For Jamaicans and their Government, perhaps none seems more difficult to deal with than having to school children at home.

As readers will recall, there was a plan for a blended reopening of schools following the long summer holidays, with staggered student attendance.

That went through the window because of the sharp rise of COVID-19 cases in September when the virus entered its community-spread phase.

Instead, the Ministry of Education opted for online interaction between teachers and students, starting early October, as well as audiovisual broadcasts and the physical delivery of printed material to students.

As was always predictable, the situation has meant many children are being left behind.

Internet connectivity, access to suitable electronic devices, etc, are huge problems by themselves.

While the Government has pledged to ensure that the poorest Jamaicans — not least those on the welfare Programme of Advancement Through Health and Education (PATH) — get access to electronic tablets, resource limitations have slowed the process.

Beyond all that, many children, including those who are struggling to read for one reason or another, need face-to-face instruction.

Sadly, in many such cases, parents/guardians are themselves semi-literate at best, which means they are unable to effectively help.

Hence the obvious frustration of Prime Minister Andrew Holness as he discussed the need for a return to some form of blended education while addressing a political party forum over recent days.

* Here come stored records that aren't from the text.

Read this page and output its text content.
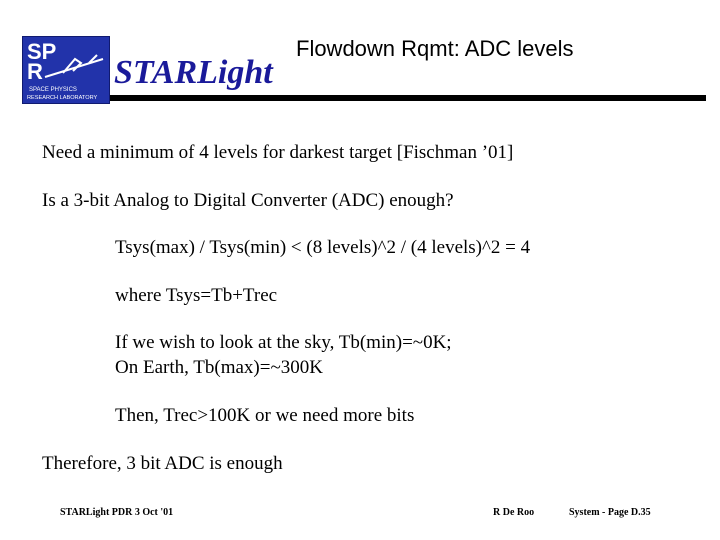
SP
R
SPACE PHYSICS
RESEARCH LABORATORY
STARLight
Flowdown Rqmt: ADC levels
Need a minimum of 4 levels for darkest target [Fischman ’01]
Is a 3-bit Analog to Digital Converter (ADC) enough?
Tsys(max) / Tsys(min) < (8 levels)^2 / (4 levels)^2 = 4
where Tsys=Tb+Trec
If we wish to look at the sky, Tb(min)=~0K;
On Earth, Tb(max)=~300K
Then, Trec>100K or we need more bits
Therefore, 3 bit ADC is enough
STARLight PDR 3 Oct '01	R De Roo	System - Page D.35
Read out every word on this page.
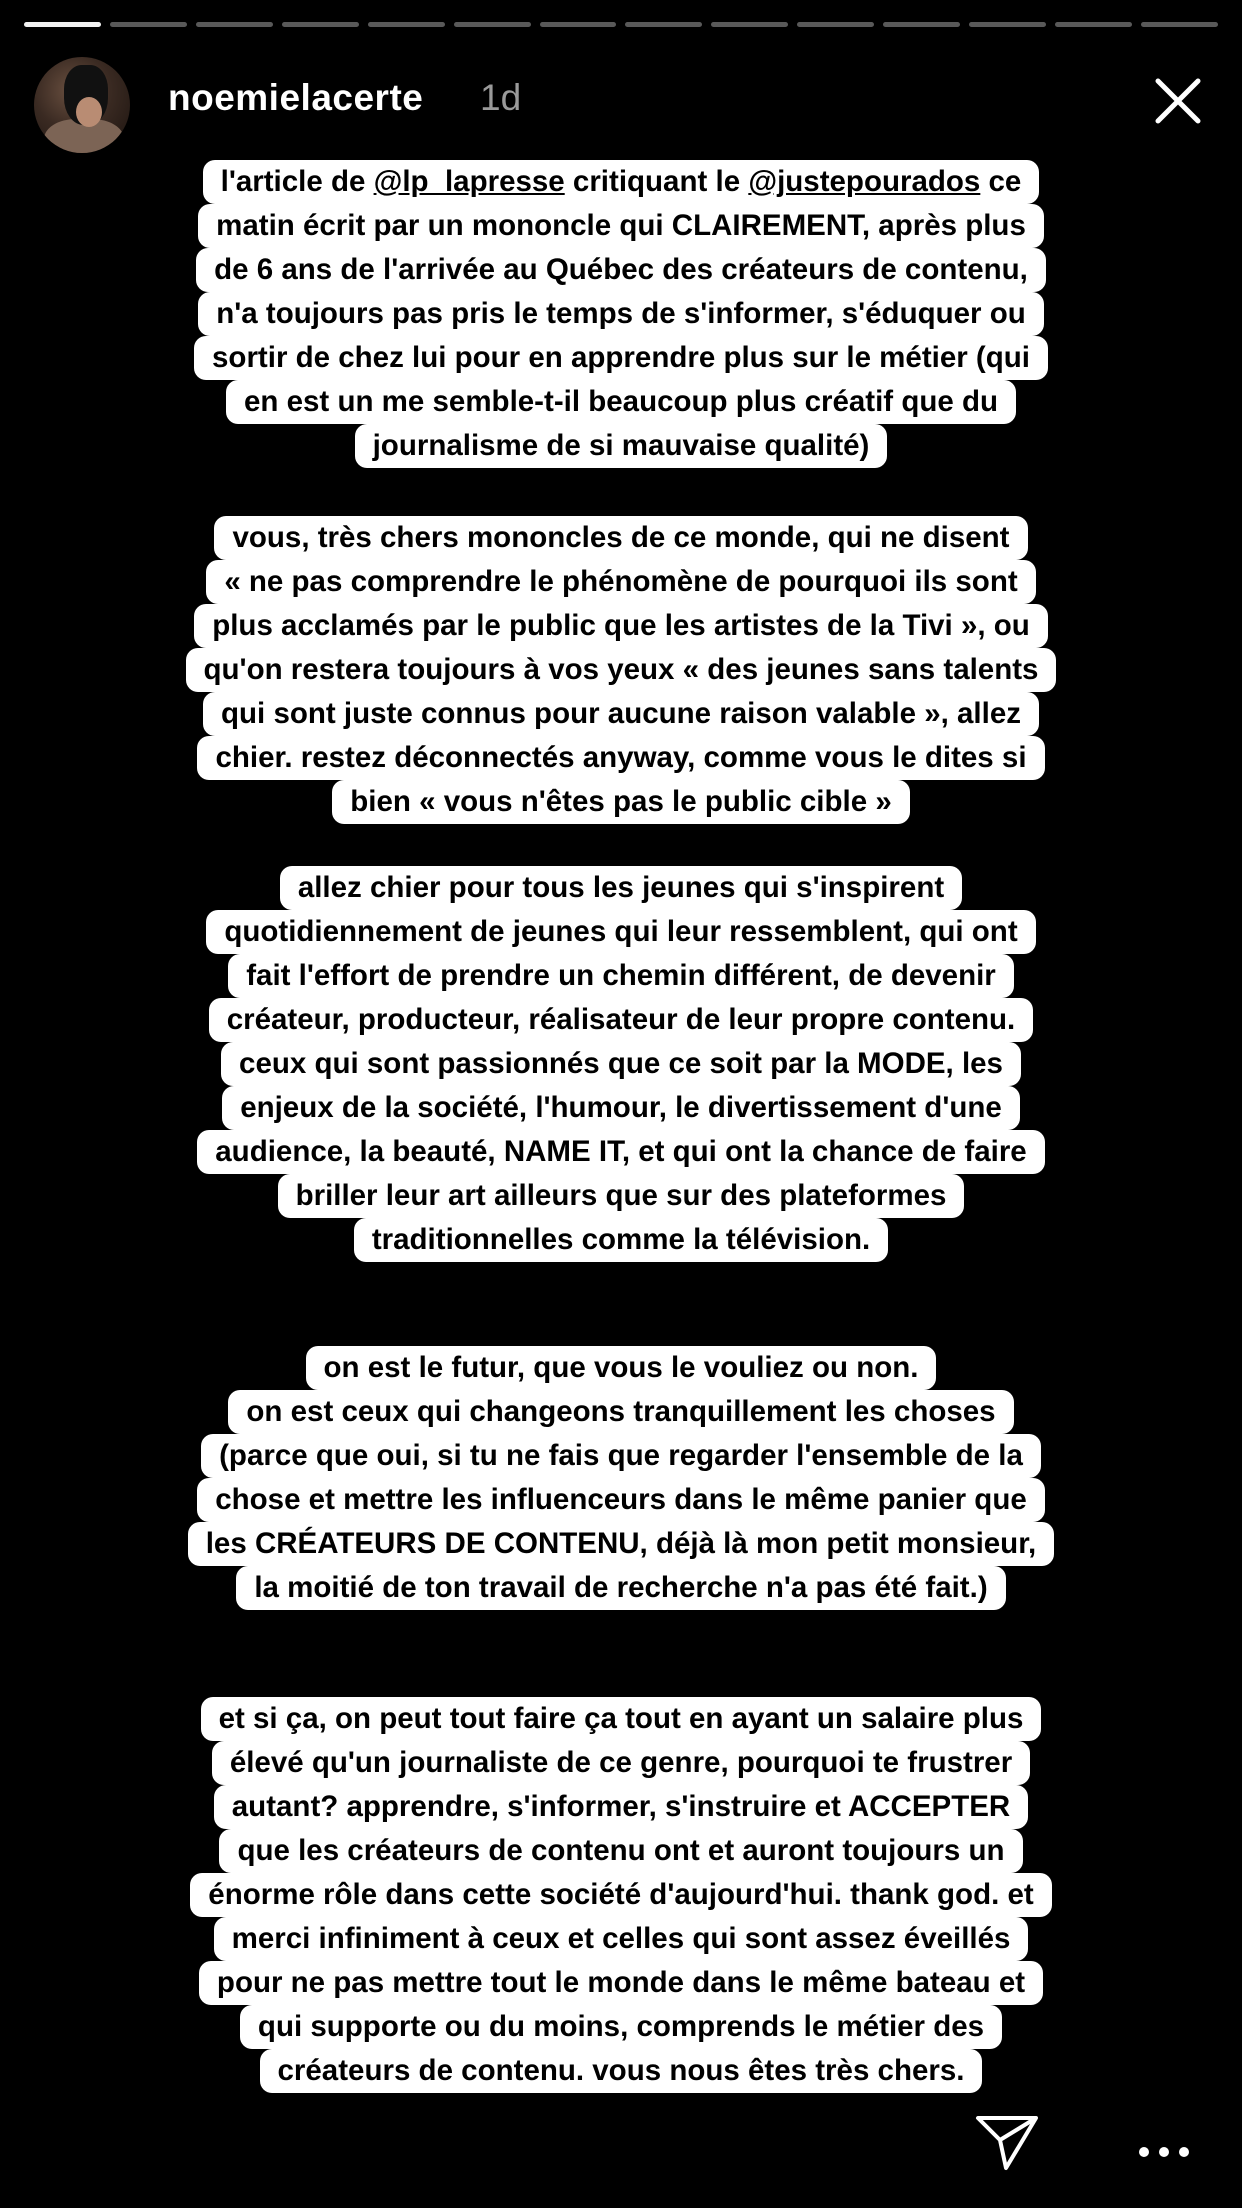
noemielacerte 1d
l'article de @lp_lapresse critiquant le @justepourados ce
matin écrit par un mononcle qui CLAIREMENT, après plus
de 6 ans de l'arrivée au Québec des créateurs de contenu,
n'a toujours pas pris le temps de s'informer, s'éduquer ou
sortir de chez lui pour en apprendre plus sur le métier (qui
en est un me semble-t-il beaucoup plus créatif que du
journalisme de si mauvaise qualité)
vous, très chers mononcles de ce monde, qui ne disent
« ne pas comprendre le phénomène de pourquoi ils sont
plus acclamés par le public que les artistes de la Tivi », ou
qu'on restera toujours à vos yeux « des jeunes sans talents
qui sont juste connus pour aucune raison valable », allez
chier. restez déconnectés anyway, comme vous le dites si
bien « vous n'êtes pas le public cible »
allez chier pour tous les jeunes qui s'inspirent
quotidiennement de jeunes qui leur ressemblent, qui ont
fait l'effort de prendre un chemin différent, de devenir
créateur, producteur, réalisateur de leur propre contenu.
ceux qui sont passionnés que ce soit par la MODE, les
enjeux de la société, l'humour, le divertissement d'une
audience, la beauté, NAME IT, et qui ont la chance de faire
briller leur art ailleurs que sur des plateformes
traditionnelles comme la télévision.
on est le futur, que vous le vouliez ou non.
on est ceux qui changeons tranquillement les choses
(parce que oui, si tu ne fais que regarder l'ensemble de la
chose et mettre les influenceurs dans le même panier que
les CRÉATEURS DE CONTENU, déjà là mon petit monsieur,
la moitié de ton travail de recherche n'a pas été fait.)
et si ça, on peut tout faire ça tout en ayant un salaire plus
élevé qu'un journaliste de ce genre, pourquoi te frustrer
autant? apprendre, s'informer, s'instruire et ACCEPTER
que les créateurs de contenu ont et auront toujours un
énorme rôle dans cette société d'aujourd'hui. thank god. et
merci infiniment à ceux et celles qui sont assez éveillés
pour ne pas mettre tout le monde dans le même bateau et
qui supporte ou du moins, comprends le métier des
créateurs de contenu. vous nous êtes très chers.
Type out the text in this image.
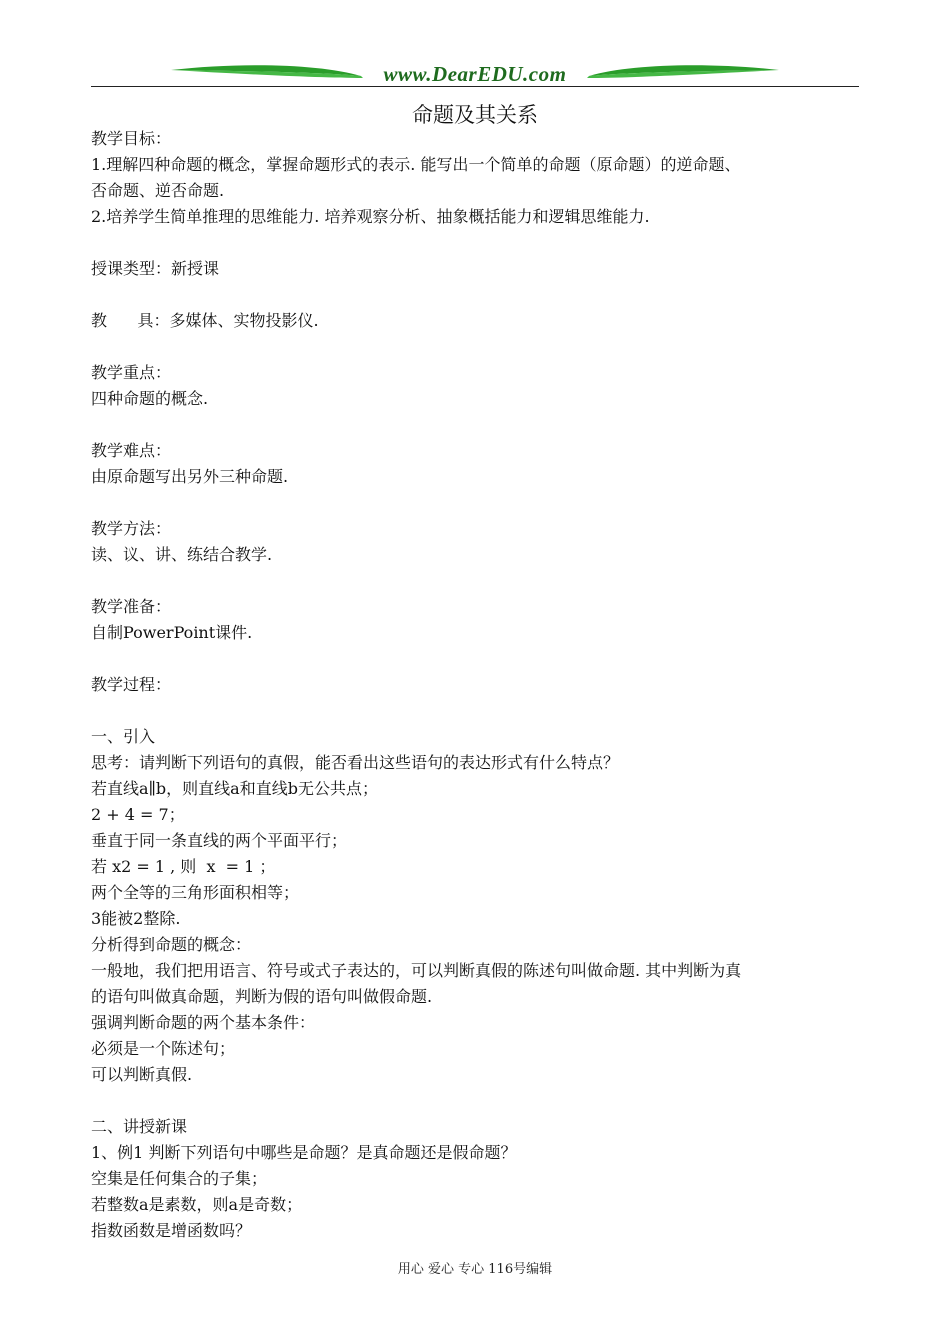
www.DearEDU.com
命题及其关系
教学目标：
1.理解四种命题的概念，掌握命题形式的表示. 能写出一个简单的命题（原命题）的逆命题、
否命题、逆否命题.
2.培养学生简单推理的思维能力. 培养观察分析、抽象概括能力和逻辑思维能力.
授课类型：新授课
教      具：多媒体、实物投影仪.
教学重点：
四种命题的概念.
教学难点：
由原命题写出另外三种命题.
教学方法：
读、议、讲、练结合教学.
教学准备：
自制PowerPoint课件.
教学过程：
一、引入
思考：请判断下列语句的真假，能否看出这些语句的表达形式有什么特点？
若直线a∥b，则直线a和直线b无公共点；
2 + 4 = 7；
垂直于同一条直线的两个平面平行；
若 x2 = 1 , 则  x  = 1 ；
两个全等的三角形面积相等；
3能被2整除.
分析得到命题的概念：
一般地，我们把用语言、符号或式子表达的，可以判断真假的陈述句叫做命题. 其中判断为真
的语句叫做真命题，判断为假的语句叫做假命题.
强调判断命题的两个基本条件：
必须是一个陈述句；
可以判断真假.
二、讲授新课
1、例1 判断下列语句中哪些是命题？是真命题还是假命题？
空集是任何集合的子集；
若整数a是素数，则a是奇数；
指数函数是增函数吗？
用心 爱心 专心 116号编辑
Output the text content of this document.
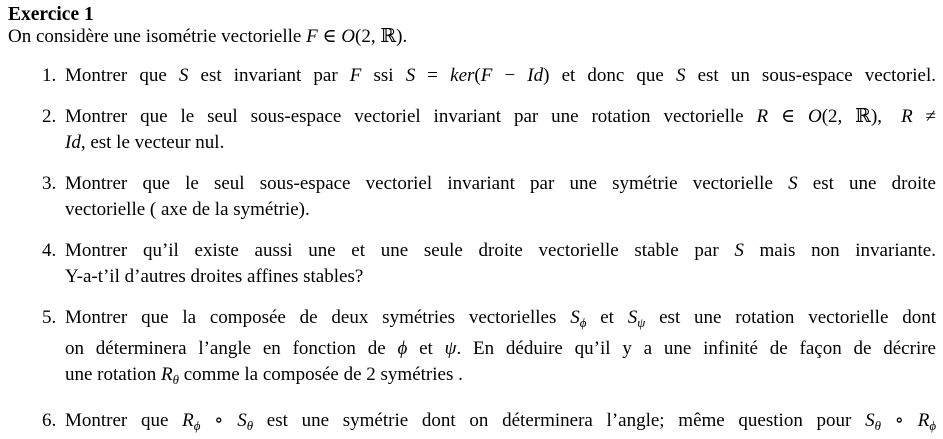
Exercice 1
On considère une isométrie vectorielle F ∈ O(2, ℝ).
1. Montrer que S est invariant par F ssi S = ker(F − Id) et donc que S est un sous-espace vectoriel.
2. Montrer que le seul sous-espace vectoriel invariant par une rotation vectorielle R ∈ O(2, ℝ),  R ≠
Id, est le vecteur nul.
3. Montrer que le seul sous-espace vectoriel invariant par une symétrie vectorielle S est une droite
vectorielle ( axe de la symétrie).
4. Montrer qu’il existe aussi une et une seule droite vectorielle stable par S mais non invariante.
Y-a-t’il d’autres droites affines stables?
5. Montrer que la composée de deux symétries vectorielles $S_\phi$ et $S_\psi$ est une rotation vectorielle dont
on déterminera l’angle en fonction de ϕ et ψ. En déduire qu’il y a une infinité de façon de décrire
une rotation $R_\theta$ comme la composée de 2 symétries .
6. Montrer que $R_\phi$ ∘ $S_\theta$ est une symétrie dont on déterminera l’angle; même question pour $S_\theta$ ∘ $R_\phi$
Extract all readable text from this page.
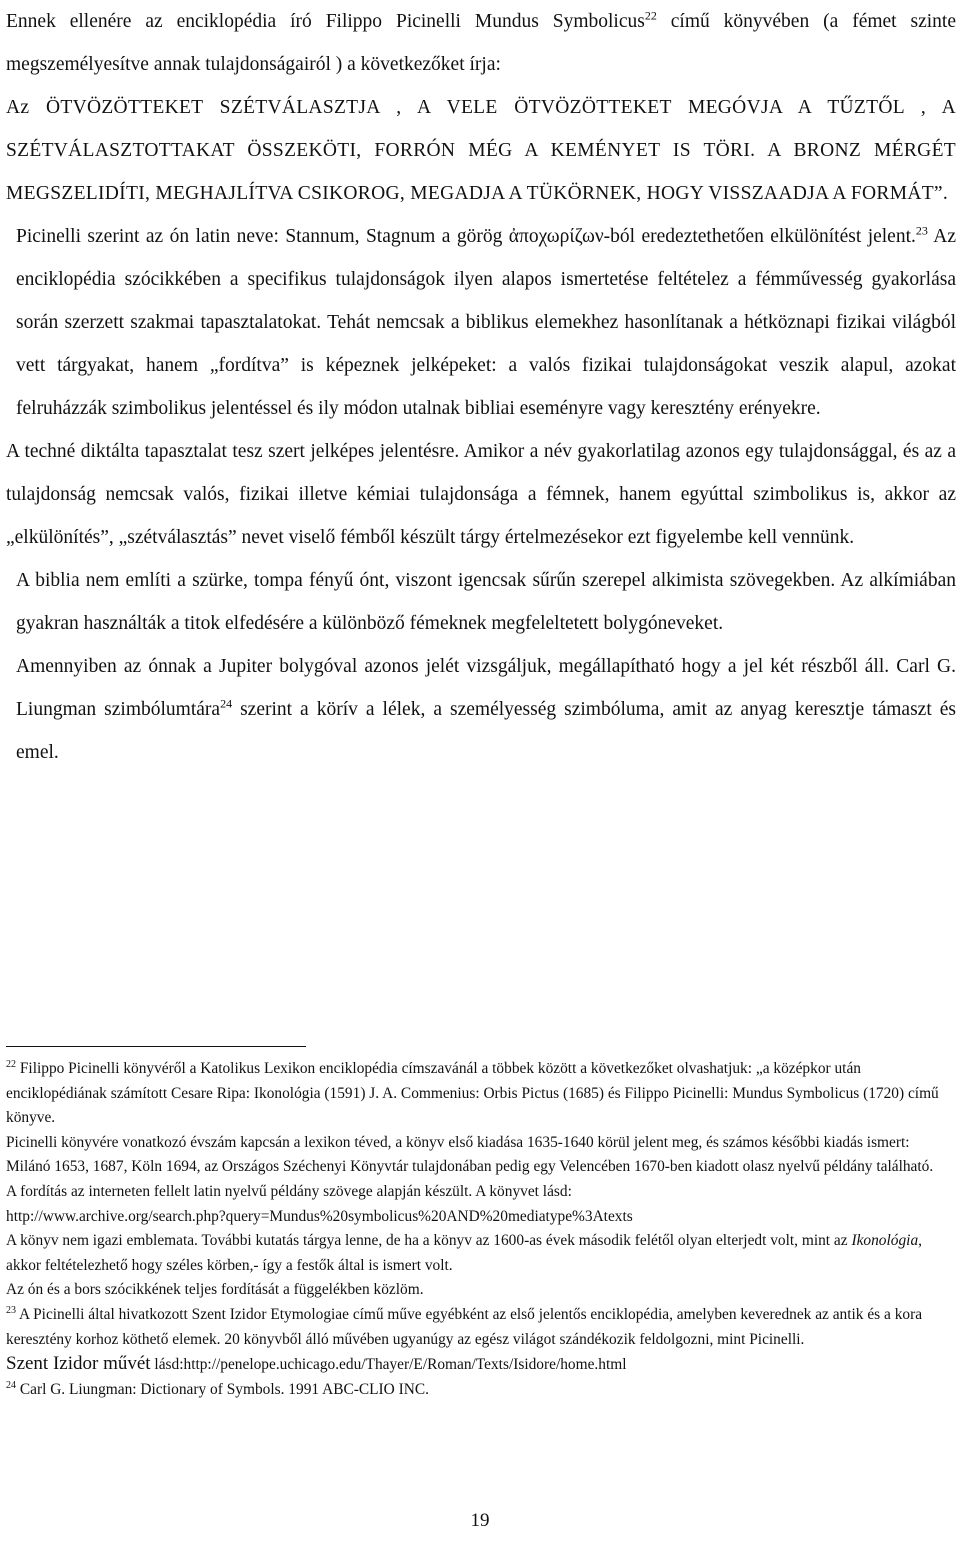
Ennek ellenére az enciklopédia író Filippo Picinelli Mundus Symbolicus$^{22}$ című könyvében (a fémet szinte megszemélyesítve annak tulajdonságairól ) a következőket írja:

Az ÖTVÖZÖTTEKET SZÉTVÁLASZTJA , A VELE ÖTVÖZÖTTEKET MEGÓVJA A TŰZTŐL , A SZÉTVÁLASZTOTTAKAT ÖSSZEKÖTI, FORRÓN MÉG A KEMÉNYET IS TÖRI. A BRONZ MÉRGÉT MEGSZELIDÍTI, MEGHAJLÍTVA CSIKOROG, MEGADJA A TÜKÖRNEK, HOGY VISSZAADJA A FORMÁT”.

Picinelli szerint az ón latin neve: Stannum, Stagnum a görög ἀποχωρίζων-ból eredeztethetően elkülönítést jelent.$^{23}$ Az enciklopédia szócikkében a specifikus tulajdonságok ilyen alapos ismertetése feltételez a fémművesség gyakorlása során szerzett szakmai tapasztalatokat. Tehát nemcsak a biblikus elemekhez hasonlítanak a hétköznapi fizikai világból vett tárgyakat, hanem „fordítva” is képeznek jelképeket: a valós fizikai tulajdonságokat veszik alapul, azokat felruházzák szimbolikus jelentéssel és ily módon utalnak bibliai eseményre vagy keresztény erényekre.

A techné diktálta tapasztalat tesz szert jelképes jelentésre. Amikor a név gyakorlatilag azonos egy tulajdonsággal, és az a tulajdonság nemcsak valós, fizikai illetve kémiai tulajdonsága a fémnek, hanem egyúttal szimbolikus is, akkor az „elkülönítés”, „szétválasztás” nevet viselő fémből készült tárgy értelmezésekor ezt figyelembe kell vennünk.

A biblia nem említi a szürke, tompa fényű ónt, viszont igencsak sűrűn szerepel alkimista szövegekben. Az alkímiában gyakran használták a titok elfedésére a különböző fémeknek megfeleltetett bolygóneveket.

Amennyiben az ónnak a Jupiter bolygóval azonos jelét vizsgáljuk, megállapítható hogy a jel két részből áll. Carl G. Liungman szimbólumtára$^{24}$ szerint a körív a lélek, a személyesség szimbóluma, amit az anyag keresztje támaszt és emel.

$^{22}$ Filippo Picinelli könyvéről a Katolikus Lexikon enciklopédia címszavánál a többek között a következőket olvashatjuk: „a középkor után enciklopédiának számított Cesare Ripa: Ikonológia (1591) J. A. Commenius: Orbis Pictus (1685) és Filippo Picinelli: Mundus Symbolicus (1720) című könyve.

Picinelli könyvére vonatkozó évszám kapcsán a lexikon téved, a könyv első kiadása 1635-1640 körül jelent meg, és számos későbbi kiadás ismert: Milánó 1653, 1687, Köln 1694, az Országos Széchenyi Könyvtár tulajdonában pedig egy Velencében 1670-ben kiadott olasz nyelvű példány található.

A fordítás az interneten fellelt latin nyelvű példány szövege alapján készült. A könyvet lásd:

http://www.archive.org/search.php?query=Mundus%20symbolicus%20AND%20mediatype%3Atexts

A könyv nem igazi emblemata. További kutatás tárgya lenne, de ha a könyv az 1600-as évek második felétől olyan elterjedt volt, mint az Ikonológia, akkor feltételezhető hogy széles körben,- így a festők által is ismert volt.

Az ón és a bors szócikkének teljes fordítását a függelékben közlöm.

$^{23}$ A Picinelli által hivatkozott Szent Izidor Etymologiae című műve egyébként az első jelentős enciklopédia, amelyben keverednek az antik és a kora keresztény korhoz köthető elemek. 20 könyvből álló művében ugyanúgy az egész világot szándékozik feldolgozni, mint Picinelli.

Szent Izidor művét lásd:http://penelope.uchicago.edu/Thayer/E/Roman/Texts/Isidore/home.html

$^{24}$ Carl G. Liungman: Dictionary of Symbols. 1991 ABC-CLIO INC.

19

Said Mr Holness: “For those who believe that the distribution of tablets and computers is an automatic solution I would encourage them to think deeper on the problem, because there are some very serious social issues as well... that not having our children in school compounds.”

Those social issues include the gap between socio-economic groups, which have always been too wide for comfort, but which are about to become even wider.

Mr Holness said as much: “Clearly, as it relates to the inequality in the education system, I am very worried that this [consequences of COVID-19] would have just widened the inequality.”

The prime minister believes creative thinking could lead to students in communities where COVID-19 cases are “very low, contained” could return to physical classes.

In such cases, students wouldn't “necessarily” use public transportation, and schools would have low student numbers.

We accept the point made by head of the Jamaica Teachers' Association Mr Jasford Gabriel that the matter is first a public health issue and guidance must come from the Ministry of Health and Wellness.

Also, Mr Gabriel, quite correctly, reminds us that online education is here to stay, and that every effort must be made to equip the education system and those it serves so that online education is efficient and easily accessible.

But, clearly, if the more vulnerable Jamaicans are not to be left even further behind than they already are, there have to be creative attempts at blended education on a case-by-case basis for schools, communities, and students.

It is difficult, we know. But this newspaper believes that where there is a will, there is a way.